Selain itu, Heryanto juga meminta bantuan Dadan Tri untuk mengecek apakah pengacara Theodorus Yosep Parera (YP) sedang mengurus dan mengawal perkara Peninjauan Kembali (PK) di MA mengenai kasus perselisihan KSP Intidana.
Advertisement
Dadan Tri Hubungi Hasbi Hasan
Dadan Tri pun menyatakan siap membantu dan mengawasi pekerjaan Yosep Parera dalam mengurus kedua perkara tersebut di MA. Dadan Tri Kemudian menghubungi Hasbi Hasan dan menyampaikan soal permintaan Heryanto Tanaka dan Yosep Parera untuk membantu mengurus dua perkara itu di MA.
Untuk pengurusan dua perkara di MA itu, Heryanto menyerahkan uang kepada Dadan Tri sebanyak tujuh kali transfer dengan total sekitar Rp11,2 miliar. Sebagian uang tersebut diduga diberikan oleh Dadan Tri kepada Hasbi Hasan pada sekitar bulan Maret 2022.
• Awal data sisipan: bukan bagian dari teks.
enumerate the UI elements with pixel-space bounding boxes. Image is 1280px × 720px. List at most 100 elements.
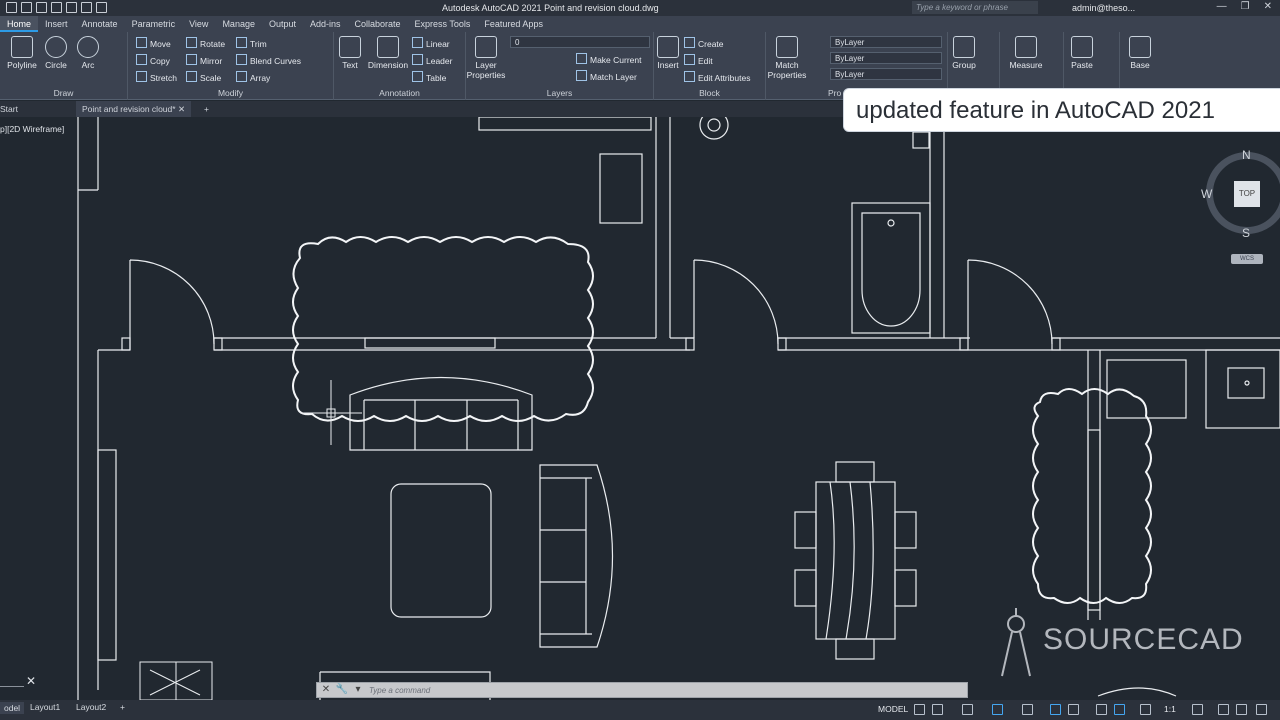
- tab-start[interactable]: Start: [0, 104, 18, 114]
- table-button[interactable]: Table: [412, 71, 446, 83]
- paste-button[interactable]: Paste: [1062, 32, 1102, 70]
- array-button[interactable]: Array: [236, 71, 270, 83]
- auto-scale-icon[interactable]: [1140, 704, 1151, 715]
- tab-parametric[interactable]: Parametric: [125, 16, 183, 32]
- compass-west[interactable]: W: [1201, 187, 1212, 201]
- workspace-gear-icon[interactable]: [1192, 704, 1203, 715]
- tab-add-ins[interactable]: Add-ins: [303, 16, 348, 32]
- tab-collaborate[interactable]: Collaborate: [348, 16, 408, 32]
- text-icon: [339, 36, 361, 58]
- open-icon[interactable]: [21, 2, 32, 13]
- viewcube[interactable]: TOP: [1206, 152, 1280, 234]
- measure-button[interactable]: Measure: [1004, 32, 1048, 70]
- model-space-button[interactable]: MODEL: [878, 704, 908, 714]
- object-snap-tracking-icon[interactable]: [1050, 704, 1061, 715]
- arc-button[interactable]: Arc: [68, 32, 108, 70]
- new-icon[interactable]: [6, 2, 17, 13]
- ortho-icon[interactable]: [962, 704, 973, 715]
- linetype-dropdown[interactable]: ByLayer: [830, 52, 942, 64]
- edit-block-button[interactable]: Edit: [684, 54, 713, 66]
- redo-icon[interactable]: [96, 2, 107, 13]
- tab-output[interactable]: Output: [262, 16, 303, 32]
- tab-layout1[interactable]: Layout1: [30, 702, 60, 712]
- new-tab-icon[interactable]: +: [204, 104, 209, 114]
- lineweight-dropdown[interactable]: ByLayer: [830, 68, 942, 80]
- add-layout-icon[interactable]: +: [120, 702, 125, 712]
- user-account[interactable]: admin@theso...: [1072, 3, 1135, 13]
- panel-title-modify[interactable]: Modify: [128, 88, 333, 98]
- linear-button[interactable]: Linear: [412, 37, 450, 49]
- annotation-visibility-icon[interactable]: [1114, 704, 1125, 715]
- tab-drawing[interactable]: Point and revision cloud* ✕: [76, 101, 192, 117]
- text-button[interactable]: Text: [330, 32, 370, 70]
- layer-dropdown[interactable]: 0: [510, 36, 650, 48]
- customization-icon[interactable]: [1256, 704, 1267, 715]
- paste-icon: [1071, 36, 1093, 58]
- tab-annotate[interactable]: Annotate: [75, 16, 125, 32]
- save-icon[interactable]: [36, 2, 47, 13]
- match-layer-button[interactable]: Match Layer: [576, 70, 637, 82]
- undo-icon[interactable]: [81, 2, 92, 13]
- close-tab-icon[interactable]: ✕: [178, 104, 185, 114]
- color-dropdown[interactable]: ByLayer: [830, 36, 942, 48]
- arc-icon: [77, 36, 99, 58]
- customize-icon[interactable]: 🔧: [335, 684, 349, 697]
- close-icon[interactable]: ✕: [26, 674, 36, 688]
- base-button[interactable]: Base: [1120, 32, 1160, 70]
- drawing-canvas[interactable]: [0, 117, 1280, 700]
- viewcube-top[interactable]: TOP: [1234, 181, 1260, 207]
- close-icon[interactable]: ✕: [1264, 1, 1272, 12]
- viewport-controls[interactable]: p][2D Wireframe]: [0, 124, 64, 134]
- move-button[interactable]: Move: [136, 37, 171, 49]
- tab-view[interactable]: View: [182, 16, 215, 32]
- annotation-scale[interactable]: 1:1: [1164, 704, 1176, 714]
- make-current-button[interactable]: Make Current: [576, 53, 642, 65]
- mirror-button[interactable]: Mirror: [186, 54, 222, 66]
- dimension-button[interactable]: Dimension: [366, 32, 410, 70]
- trim-button[interactable]: Trim: [236, 37, 267, 49]
- match-properties-button[interactable]: Match Properties: [766, 32, 808, 80]
- compass-south[interactable]: S: [1242, 226, 1250, 240]
- tab-home[interactable]: Home: [0, 16, 39, 32]
- command-line[interactable]: ✕ 🔧 ▾ Type a command: [316, 682, 968, 698]
- panel-title-annotation[interactable]: Annotation: [334, 88, 465, 98]
- compass-north[interactable]: N: [1242, 148, 1251, 162]
- add-icon[interactable]: [1218, 704, 1229, 715]
- search-input[interactable]: Type a keyword or phrase: [912, 1, 1038, 14]
- stretch-button[interactable]: Stretch: [136, 71, 177, 83]
- tab-featured-apps[interactable]: Featured Apps: [477, 16, 550, 32]
- layer-properties-button[interactable]: Layer Properties: [466, 32, 506, 80]
- insert-button[interactable]: Insert: [648, 32, 688, 70]
- isodraft-icon[interactable]: [1022, 704, 1033, 715]
- maximize-icon[interactable]: ❐: [1241, 1, 1250, 12]
- osnap-icon[interactable]: [1068, 704, 1079, 715]
- minimize-icon[interactable]: —: [1217, 1, 1227, 12]
- edit-attributes-button[interactable]: Edit Attributes: [684, 71, 750, 83]
- blend-curves-button[interactable]: Blend Curves: [236, 54, 301, 66]
- command-input[interactable]: Type a command: [369, 686, 430, 695]
- snap-icon[interactable]: [932, 704, 943, 715]
- tab-layout2[interactable]: Layout2: [76, 702, 106, 712]
- create-block-button[interactable]: Create: [684, 37, 724, 49]
- tab-manage[interactable]: Manage: [215, 16, 262, 32]
- panel-title-layers[interactable]: Layers: [466, 88, 653, 98]
- recent-commands-icon[interactable]: ▾: [351, 684, 365, 697]
- close-command-icon[interactable]: ✕: [319, 684, 333, 697]
- save-as-icon[interactable]: [51, 2, 62, 13]
- tab-insert[interactable]: Insert: [38, 16, 75, 32]
- lineweight-icon[interactable]: [1096, 704, 1107, 715]
- polar-icon[interactable]: [992, 704, 1003, 715]
- panel-title-draw[interactable]: Draw: [0, 88, 127, 98]
- rotate-button[interactable]: Rotate: [186, 37, 225, 49]
- wcs-menu[interactable]: WCS: [1231, 254, 1263, 264]
- tab-express-tools[interactable]: Express Tools: [408, 16, 478, 32]
- isolate-icon[interactable]: [1236, 704, 1247, 715]
- scale-button[interactable]: Scale: [186, 71, 221, 83]
- leader-button[interactable]: Leader: [412, 54, 452, 66]
- panel-title-block[interactable]: Block: [654, 88, 765, 98]
- group-button[interactable]: Group: [944, 32, 984, 70]
- plot-icon[interactable]: [66, 2, 77, 13]
- tab-model[interactable]: odel: [0, 702, 25, 714]
- copy-button[interactable]: Copy: [136, 54, 170, 66]
- grid-icon[interactable]: [914, 704, 925, 715]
Alhasil, pada 5 April 2022, hakim MA memutus perkara Nomor: 326 K/Pid/2022, atas nama Terdakwa Budiman Gandi Suparman diputus bersalah dengan vonis penjara selama 5 tahun.
Atas perbuatan tersebut, Dadan Tri bersama Hasbi Hasan melanggar Pasal 12 huruf a atau Pasal 12 huruf b dan atau Pasal 11 UU Nomor 31 Tahun 1999 sebagaimana diubah dengan UU Nomor 20 Tahun 2001 tentang Pemberantasan Tindak Pidana Korupsi jo Pasal 55 ayat (1) ke-1 KUHPidana.